7. Plant-based polyurethane rigid foam
Polyurethane (PU) is a petroleum product with a high carbon footprint. Back in 2005, a PU supplier closed down due to environmental issues with PU foam in surfboards. But thanks to this development, traditional PU has been revolutionised into an eco-friendlier plant-based foam. This green building material now uses kelp, hemp and bamboo to recreate the same rigid and immovable feature.
- Uses: Rigid plant-based polyurethane foam insulation is perfect for walls and roofs. It can be used for insulating pipes or pipelines and making furniture, too.
- Green benefits: Compared with fibreglass, plant-based PU has better thermal properties, which, in turn, helps reduce your energy consumption. It is also mould and pest-resistant, which means you can save money from this long-lasting material.
8. Recycled plastic
We all know that plastic takes thousands of years to decompose. In the meantime, they stay in the landfill and oceans to pollute soil and marine life. And so, it’s a great move for many manufacturers to reuse plastic in several construction materials.

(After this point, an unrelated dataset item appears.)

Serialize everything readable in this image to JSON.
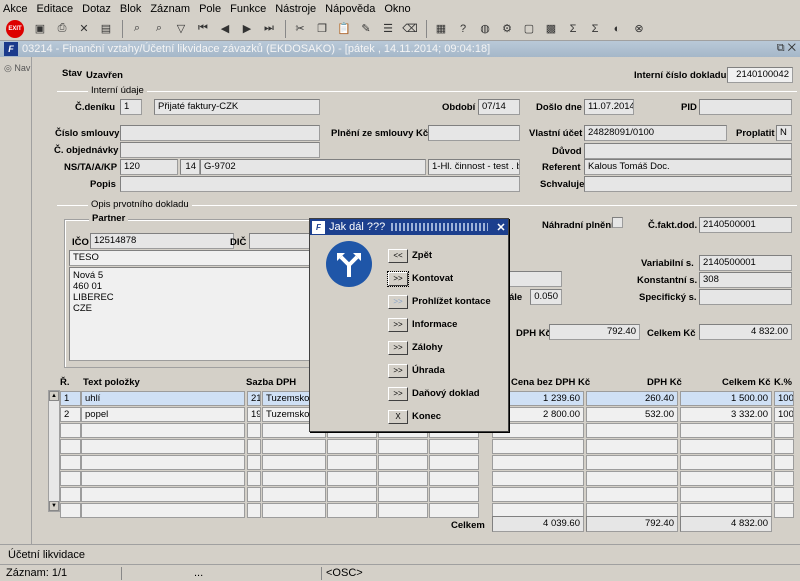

- Uses: The combination of recycled and virgin plastic makes polymeric timber for fences, bricks and outdoor furniture like benches and picnic tables. Manufacturers convert beverage bottles into fibre to make stain-resistant carpets. Cable pipes, roofs, tiles, windows and indoor insulation made of recycled plastic materials are also widely available. Building a plastic bottle garden is an excellent way to reduce waste at home, too.
- Green benefits: Aside from reducing environmental waste, recycling plastic generates 95% less carbon emission than concrete.
With so many sustainable materials to choose from, we can practically make every part of our home eco-friendly. The best part is they are as durable as other industrial building materials. Moreover, they can even give you significant savings in the long run.